Padahal, anggaran yang digunakan untuk pelaksanaan Proyek Rehabilitasi dan Penataan Lingkungan SMP Negeri 1 Depok itu sangat besar, yakni Rp 3,5 miliar.

Berdasarkan informasi yang dihimpun tim Jaringan Berita Kota Depok (JBKD), proyek rehabilitasi dan penataan lingkungan SMPN 1 Depok dilaksanakan oleh PT Broni Berkarya Kian Sentosa.

Perusahaan tersebut beralamat di Jl. I Gusti Ngurah Rai Komplek Ruko Mall Citra Klender Blok B2 No. 12 RT 008 RW 006 Kelurahan Klender, Kecamatan Duren Sawit, Jakarta Timur.

Kondisi cat tembok bangunan yang sudah terlihat mengelupas

Menanggapi hal ini, Ketua Ikatan Pers Anti Rasuah (IPAR), Obor Panjaitan menegaskan bahwa kontraktor pelaksana kegiatan Rehabilitasi dan Penataan Lingkungan SMP Negeri 1 Depok tidak becus dalam bekerja.

“Masa baru setahun diperbaiki tapi sudah rusak lagi. Cat tembok yang digunakan juga terlihat murahan. Buktinya, saat ini sudah banyak yang mengelupas”, ujar Obor melalui sambungan telepon selulernya, Selasa (13/10/2020).

Lebih jauh Obor juga menyayangkan sikap dari Dinas Perumahan dan Permukiman (Disrumkim) yang terkesan acuh dengan kondisi diatas.

Kepala Disrumkim Dudi Miraz pun terkesan enggan dikonfirmasi terkait buruknya hasil pekerjaan proyek yang digelar Disrumkim pada tahun 2019 tersebut.

“Ini kan aneh.

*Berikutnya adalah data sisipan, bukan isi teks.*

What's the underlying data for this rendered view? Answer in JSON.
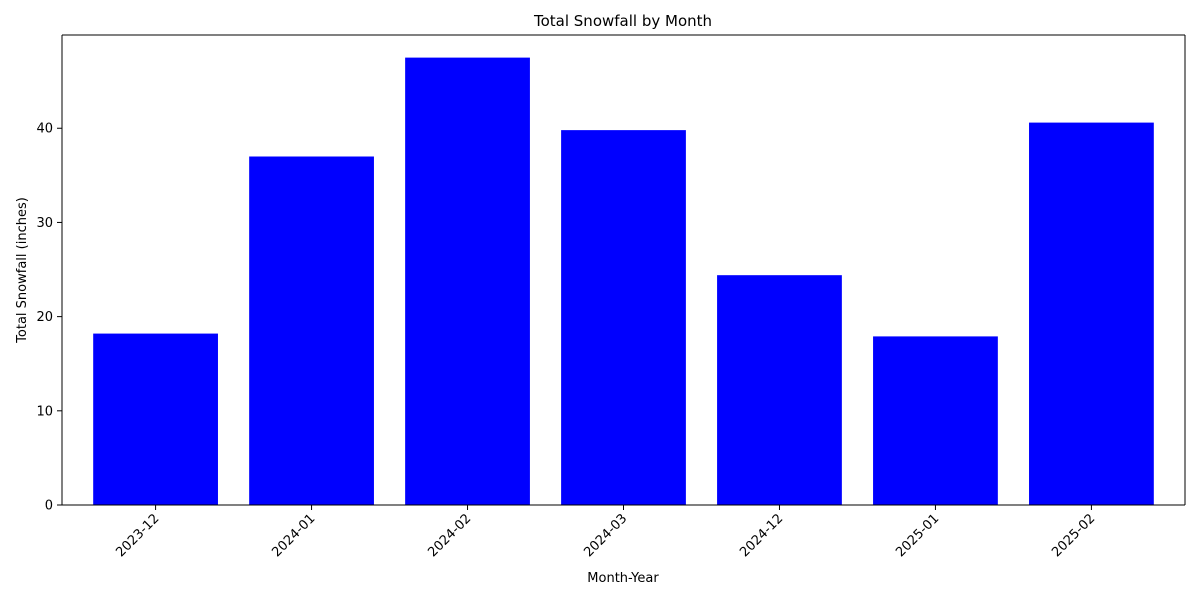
{
  "chart_data": {
    "type": "bar",
    "title": "Total Snowfall by Month",
    "xlabel": "Month-Year",
    "ylabel": "Total Snowfall (inches)",
    "categories": [
      "2023-12",
      "2024-01",
      "2024-02",
      "2024-03",
      "2024-12",
      "2025-01",
      "2025-02"
    ],
    "values": [
      18.2,
      37.0,
      47.5,
      39.8,
      24.4,
      17.9,
      40.6
    ],
    "ylim": [
      0,
      49.9
    ],
    "yticks": [
      0,
      10,
      20,
      30,
      40
    ],
    "bar_color": "#0000ff",
    "grid": false,
    "xtick_rotation": 45
  }
}
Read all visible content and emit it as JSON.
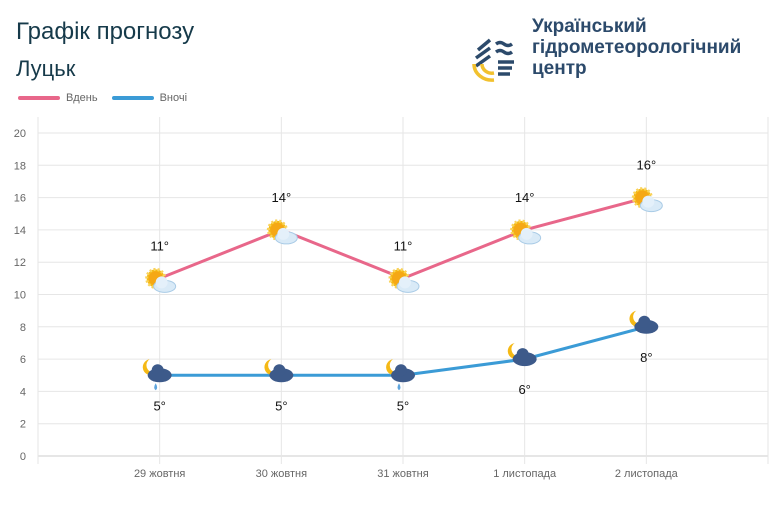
{
  "header": {
    "title": "Графік прогнозу",
    "city": "Луцьк",
    "org": [
      "Український",
      "гідрометеорологічний",
      "центр"
    ]
  },
  "chart_data": {
    "type": "line",
    "categories": [
      "29 жовтня",
      "30 жовтня",
      "31 жовтня",
      "1 листопада",
      "2 листопада"
    ],
    "series": [
      {
        "name": "Вдень",
        "color": "#e8678a",
        "values": [
          11,
          14,
          11,
          14,
          16
        ],
        "icons": [
          "sun-cloud",
          "sun-cloud",
          "sun-cloud",
          "sun-cloud",
          "sun-cloud"
        ],
        "labels": [
          "11°",
          "14°",
          "11°",
          "14°",
          "16°"
        ]
      },
      {
        "name": "Вночі",
        "color": "#3b9bd6",
        "values": [
          5,
          5,
          5,
          6,
          8
        ],
        "icons": [
          "moon-cloud-rain",
          "moon-cloud",
          "moon-cloud-rain",
          "moon-cloud",
          "moon-cloud"
        ],
        "labels": [
          "5°",
          "5°",
          "5°",
          "6°",
          "8°"
        ]
      }
    ],
    "yticks": [
      "0",
      "2",
      "4",
      "6",
      "8",
      "10",
      "12",
      "14",
      "16",
      "18",
      "20"
    ],
    "ylim": [
      0,
      20
    ],
    "grid": true,
    "legend": "top-left"
  }
}
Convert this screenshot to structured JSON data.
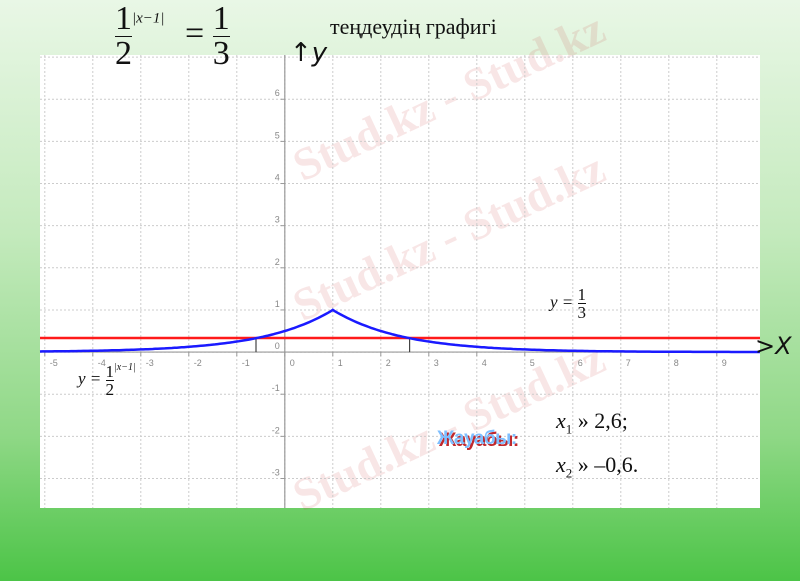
{
  "header": {
    "equation": {
      "base_num": "1",
      "base_den": "2",
      "exponent": "|x−1|",
      "equals": "=",
      "rhs_num": "1",
      "rhs_den": "3"
    },
    "caption": "теңдеудің графигі"
  },
  "watermark": "Stud.kz - Stud.kz",
  "answer": {
    "label": "Жауабы:",
    "x1": "x",
    "x1_sub": "1",
    "x1_value": "» 2,6;",
    "x2": "x",
    "x2_sub": "2",
    "x2_value": "» –0,6."
  },
  "chart_data": {
    "type": "line",
    "title": "",
    "xlabel": "X",
    "ylabel": "y",
    "xlim": [
      -5.1,
      9.9
    ],
    "ylim": [
      -3.7,
      7.05
    ],
    "grid": true,
    "x_ticks": [
      "-5",
      "-4",
      "-3",
      "-2",
      "-1",
      "0",
      "1",
      "2",
      "3",
      "4",
      "5",
      "6",
      "7",
      "8",
      "9"
    ],
    "y_ticks": [
      "6",
      "5",
      "4",
      "3",
      "2",
      "1",
      "0",
      "-1",
      "-2",
      "-3"
    ],
    "series": [
      {
        "name": "y = 1/2^|x−1|",
        "label_prefix": "y =",
        "label_num": "1",
        "label_den": "2",
        "label_exp": "|x−1|",
        "function": "(1/2)^|x-1|",
        "color": "#1a1aff",
        "x": [
          -5,
          -4,
          -3,
          -2,
          -1,
          -0.6,
          0,
          0.5,
          1,
          1.5,
          2,
          2.6,
          3,
          4,
          5,
          6,
          7,
          8,
          9,
          9.9
        ],
        "y": [
          0.016,
          0.031,
          0.063,
          0.125,
          0.25,
          0.33,
          0.5,
          0.707,
          1,
          0.707,
          0.5,
          0.33,
          0.25,
          0.125,
          0.063,
          0.031,
          0.016,
          0.008,
          0.004,
          0.002
        ]
      },
      {
        "name": "y = 1/3",
        "label_prefix": "y =",
        "label_num": "1",
        "label_den": "3",
        "function": "1/3",
        "color": "#ff1a1a",
        "x": [
          -5.1,
          9.9
        ],
        "y": [
          0.3333,
          0.3333
        ]
      }
    ],
    "intersections": [
      {
        "x": -0.6,
        "y": 0.3333
      },
      {
        "x": 2.6,
        "y": 0.3333
      }
    ],
    "axis_color": "#999999",
    "grid_color": "#cccccc"
  }
}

Disrumkim selaku pihak yang menggelar proyek saja terkesan acuh dengan hasil dan kualitas pekerjaan yang terkesan asal-asalan tersebut. Jangan-jangan memang benar informasi yang menduga bahwa telah terjadi kongkalikong antara Disrumkim dengan pihak rekanan yang memenangi proyek di Disrumkim Depok”, duga Obor dengan nada curiga.

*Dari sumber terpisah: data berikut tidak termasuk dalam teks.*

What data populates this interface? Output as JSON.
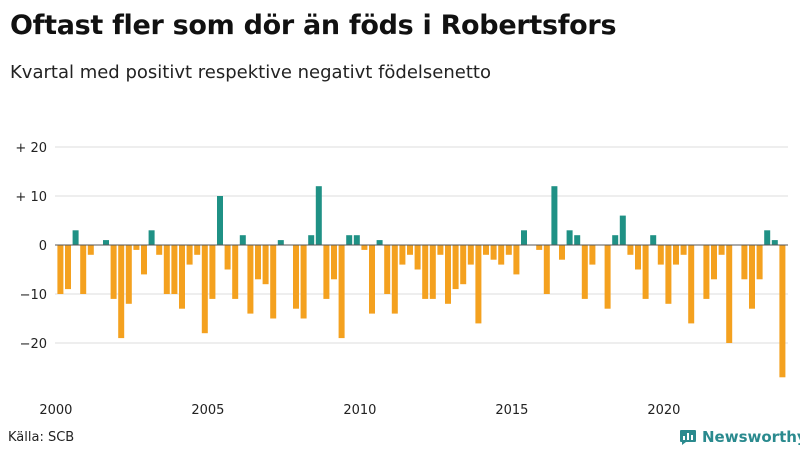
{
  "title": "Oftast fler som dör än föds i Robertsfors",
  "subtitle": "Kvartal med positivt respektive negativt födelsenetto",
  "source": "Källa: SCB",
  "brand": {
    "name": "Newsworthy",
    "icon": "bar-chart-icon",
    "color": "#2a8a8e"
  },
  "colors": {
    "positive": "#1f9185",
    "negative": "#f4a11f",
    "grid": "#dddddd",
    "zero": "#555555"
  },
  "chart_data": {
    "type": "bar",
    "title": "Oftast fler som dör än föds i Robertsfors",
    "subtitle": "Kvartal med positivt respektive negativt födelsenetto",
    "xlabel": "",
    "ylabel": "",
    "x_unit": "year-quarter",
    "x_start": 2000.0,
    "x_step": 0.25,
    "ylim": [
      -28,
      22
    ],
    "y_ticks": [
      {
        "value": 20,
        "label": "+ 20"
      },
      {
        "value": 10,
        "label": "+ 10"
      },
      {
        "value": 0,
        "label": "0"
      },
      {
        "value": -10,
        "label": "−10"
      },
      {
        "value": -20,
        "label": "−20"
      }
    ],
    "x_ticks": [
      {
        "value": 2000,
        "label": "2000"
      },
      {
        "value": 2005,
        "label": "2005"
      },
      {
        "value": 2010,
        "label": "2010"
      },
      {
        "value": 2015,
        "label": "2015"
      },
      {
        "value": 2020,
        "label": "2020"
      }
    ],
    "grid": true,
    "legend": "none",
    "values": [
      -10,
      -9,
      3,
      -10,
      -2,
      0,
      1,
      -11,
      -19,
      -12,
      -1,
      -6,
      3,
      -2,
      -10,
      -10,
      -13,
      -4,
      -2,
      -18,
      -11,
      10,
      -5,
      -11,
      2,
      -14,
      -7,
      -8,
      -15,
      1,
      0,
      -13,
      -15,
      2,
      12,
      -11,
      -7,
      -19,
      2,
      2,
      -1,
      -14,
      1,
      -10,
      -14,
      -4,
      -2,
      -5,
      -11,
      -11,
      -2,
      -12,
      -9,
      -8,
      -4,
      -16,
      -2,
      -3,
      -4,
      -2,
      -6,
      3,
      0,
      -1,
      -10,
      12,
      -3,
      3,
      2,
      -11,
      -4,
      0,
      -13,
      2,
      6,
      -2,
      -5,
      -11,
      2,
      -4,
      -12,
      -4,
      -2,
      -16,
      0,
      -11,
      -7,
      -2,
      -20,
      0,
      -7,
      -13,
      -7,
      3,
      1,
      -27
    ]
  }
}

Terpisah, AS salah seorang staf di SMPN 1 Depok juga mengaku kecewa dengan hasil pekerjaan yang dilaksanakan oleh PT Broni Berkarya Kian Sentosa itu.

AS menduga bahwa banyak item proyek yang tidak sesuai dengan spesifikasi dan Rencana Anggaran Biaya yang ditetapkan.

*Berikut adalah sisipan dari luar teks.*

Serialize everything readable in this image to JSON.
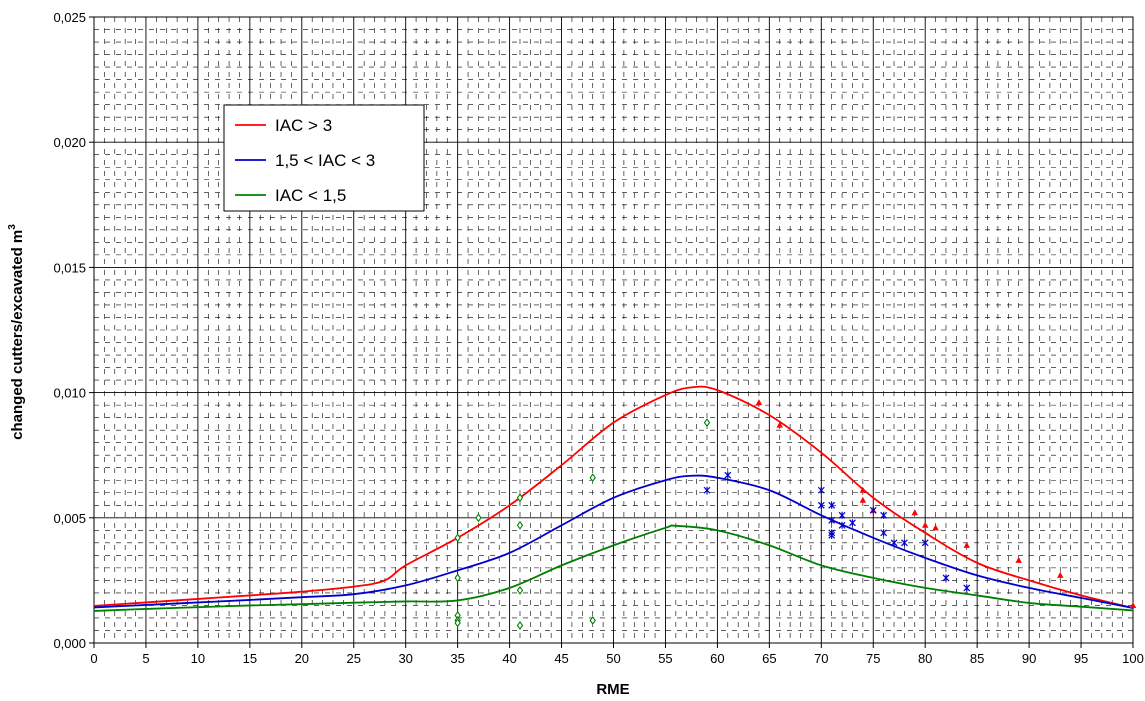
{
  "chart_data": {
    "type": "scatter",
    "title": "",
    "xlabel": "RME",
    "ylabel": "changed cutters/excavated m",
    "ylabel_sup": "3",
    "xlim": [
      0,
      100
    ],
    "ylim": [
      0,
      0.025
    ],
    "x_ticks": [
      0,
      5,
      10,
      15,
      20,
      25,
      30,
      35,
      40,
      45,
      50,
      55,
      60,
      65,
      70,
      75,
      80,
      85,
      90,
      95,
      100
    ],
    "x_tick_labels": [
      "0",
      "5",
      "10",
      "15",
      "20",
      "25",
      "30",
      "35",
      "40",
      "45",
      "50",
      "55",
      "60",
      "65",
      "70",
      "75",
      "80",
      "85",
      "90",
      "95",
      "100"
    ],
    "y_ticks": [
      0,
      0.005,
      0.01,
      0.015,
      0.02,
      0.025
    ],
    "y_tick_labels": [
      "0,000",
      "0,005",
      "0,010",
      "0,015",
      "0,020",
      "0,025"
    ],
    "grid": true,
    "legend_position": "top-left",
    "series": [
      {
        "name": "IAC > 3",
        "color": "#ff0000",
        "marker": "triangle",
        "curve": [
          [
            0,
            0.00148
          ],
          [
            5,
            0.00162
          ],
          [
            10,
            0.00176
          ],
          [
            15,
            0.0019
          ],
          [
            20,
            0.00205
          ],
          [
            25,
            0.00225
          ],
          [
            28,
            0.0025
          ],
          [
            30,
            0.0031
          ],
          [
            35,
            0.0042
          ],
          [
            40,
            0.0055
          ],
          [
            45,
            0.0071
          ],
          [
            50,
            0.0088
          ],
          [
            55,
            0.0099
          ],
          [
            57.5,
            0.01021
          ],
          [
            60,
            0.0101
          ],
          [
            65,
            0.0091
          ],
          [
            70,
            0.0076
          ],
          [
            75,
            0.0058
          ],
          [
            80,
            0.0044
          ],
          [
            85,
            0.0032
          ],
          [
            90,
            0.0025
          ],
          [
            95,
            0.0019
          ],
          [
            100,
            0.0014
          ]
        ],
        "points": [
          [
            64,
            0.0096
          ],
          [
            66,
            0.0087
          ],
          [
            74,
            0.0061
          ],
          [
            74,
            0.0057
          ],
          [
            75,
            0.0053
          ],
          [
            79,
            0.0052
          ],
          [
            80,
            0.0047
          ],
          [
            81,
            0.0046
          ],
          [
            84,
            0.0039
          ],
          [
            89,
            0.0033
          ],
          [
            93,
            0.0027
          ],
          [
            100,
            0.0015
          ]
        ]
      },
      {
        "name": "1,5 < IAC < 3",
        "color": "#0000cc",
        "marker": "star",
        "curve": [
          [
            0,
            0.00142
          ],
          [
            5,
            0.00152
          ],
          [
            10,
            0.00162
          ],
          [
            15,
            0.00172
          ],
          [
            20,
            0.00183
          ],
          [
            25,
            0.00195
          ],
          [
            30,
            0.0023
          ],
          [
            35,
            0.0029
          ],
          [
            40,
            0.0036
          ],
          [
            45,
            0.0047
          ],
          [
            50,
            0.0058
          ],
          [
            55,
            0.0065
          ],
          [
            57.5,
            0.00668
          ],
          [
            60,
            0.0066
          ],
          [
            65,
            0.0061
          ],
          [
            70,
            0.0051
          ],
          [
            75,
            0.0042
          ],
          [
            80,
            0.0034
          ],
          [
            85,
            0.0027
          ],
          [
            90,
            0.0022
          ],
          [
            95,
            0.0018
          ],
          [
            100,
            0.0014
          ]
        ],
        "points": [
          [
            59,
            0.0061
          ],
          [
            61,
            0.0067
          ],
          [
            70,
            0.0061
          ],
          [
            70,
            0.0055
          ],
          [
            71,
            0.0055
          ],
          [
            71,
            0.0049
          ],
          [
            71,
            0.0044
          ],
          [
            71,
            0.0043
          ],
          [
            72,
            0.0051
          ],
          [
            72,
            0.0047
          ],
          [
            73,
            0.0048
          ],
          [
            75,
            0.0053
          ],
          [
            76,
            0.0051
          ],
          [
            76,
            0.0044
          ],
          [
            77,
            0.004
          ],
          [
            78,
            0.004
          ],
          [
            80,
            0.004
          ],
          [
            82,
            0.0026
          ],
          [
            84,
            0.0022
          ]
        ]
      },
      {
        "name": "IAC < 1,5",
        "color": "#008000",
        "marker": "diamond",
        "curve": [
          [
            0,
            0.00128
          ],
          [
            5,
            0.00136
          ],
          [
            10,
            0.00143
          ],
          [
            15,
            0.0015
          ],
          [
            20,
            0.00155
          ],
          [
            25,
            0.00161
          ],
          [
            30,
            0.00166
          ],
          [
            35,
            0.0017
          ],
          [
            40,
            0.0022
          ],
          [
            45,
            0.0031
          ],
          [
            50,
            0.0039
          ],
          [
            55,
            0.0046
          ],
          [
            56,
            0.00468
          ],
          [
            60,
            0.0045
          ],
          [
            65,
            0.0039
          ],
          [
            70,
            0.0031
          ],
          [
            75,
            0.0026
          ],
          [
            80,
            0.0022
          ],
          [
            85,
            0.0019
          ],
          [
            90,
            0.0016
          ],
          [
            95,
            0.00145
          ],
          [
            100,
            0.0013
          ]
        ],
        "points": [
          [
            35,
            0.0042
          ],
          [
            35,
            0.0026
          ],
          [
            35,
            0.0011
          ],
          [
            35,
            0.0009
          ],
          [
            35,
            0.0008
          ],
          [
            37,
            0.005
          ],
          [
            41,
            0.0058
          ],
          [
            41,
            0.0047
          ],
          [
            41,
            0.0021
          ],
          [
            41,
            0.0007
          ],
          [
            48,
            0.0066
          ],
          [
            48,
            0.0009
          ],
          [
            59,
            0.0088
          ]
        ]
      }
    ]
  }
}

“Salah satu contohnya bisa dilihat dari cat tembok yang terkesan murahan ini. Masa cat temboknya sudah hampir mengelupas semua. Sementara bangunan gedung di sekolah lain saja masih terlihat bagus. Padahal waktu pengerjaannya kan hampir bersamaan”, ujar AS kecewa.

Sayangnya, hingga berita ini dimuat, Kepala Disrumkim Kota Depok, Dudi Miraz belum bisa dikonfirmasi terkait hal ini.

Tim JBKD akan terus berupaya untuk mendapatkan jawaban dari pihak Disrumkim sebagai satuan kerja (Satker) yang menggelar sejumlah proyek bangunan di Kota Depok tersebut.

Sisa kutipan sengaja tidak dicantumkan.